After his death his executors, John Ross and William Campbell, manumitted his domestic slave Charmion and her three children [Papers relating to the manumission, government and population of slaves in the West Indies, 1822-1824]. In Fairbairn's return for his domestic slaves in 1819, Charmion aged 29, is described as 'stout good looking'. There were five mulatto children on the estate: Mary Anne (6), Eliza (5), George (4), Mary (3) and James (1yr 3 m). Mary and James died of fever before 1822, by which time another mullato child, named John, had been born to 21-year old Belinda ('middle sized well-made').
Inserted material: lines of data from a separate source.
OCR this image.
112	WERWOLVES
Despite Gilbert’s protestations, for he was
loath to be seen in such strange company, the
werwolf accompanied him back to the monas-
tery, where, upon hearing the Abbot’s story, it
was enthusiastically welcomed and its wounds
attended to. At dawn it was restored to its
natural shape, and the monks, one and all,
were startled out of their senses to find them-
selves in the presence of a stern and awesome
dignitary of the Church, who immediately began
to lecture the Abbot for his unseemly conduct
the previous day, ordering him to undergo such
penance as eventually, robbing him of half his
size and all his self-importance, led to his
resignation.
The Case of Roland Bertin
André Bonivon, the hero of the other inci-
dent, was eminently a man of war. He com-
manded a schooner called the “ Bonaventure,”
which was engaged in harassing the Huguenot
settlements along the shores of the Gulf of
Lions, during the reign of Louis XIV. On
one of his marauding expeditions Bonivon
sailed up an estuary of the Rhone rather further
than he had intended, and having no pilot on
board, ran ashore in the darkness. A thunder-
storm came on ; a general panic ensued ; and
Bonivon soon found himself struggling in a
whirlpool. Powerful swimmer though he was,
Belinda and John were not freed after Fairbairn's death and so presumably had a different father 

In 1824 a lot of land in New Amsterdam was transferred to George and Mary - described as the minor children of a free black woman - from the estate of a 'free Negro' named Trim.

Berbice Royal Gazette

28 April 1824

 

 

 


The Fairbairn Family

Peter Fairbairn moved from Kelso in the Scottish Borders to take up his position as secretary to Lord Seaforth at Brahan. Peter's brother, Andrew, was soon offered the tenancy of a farm on the estate and came north with his family. Two of Andrew's sons rose to prominence, William as an engineer and Peter, later Sir Peter, as mayor of Leeds.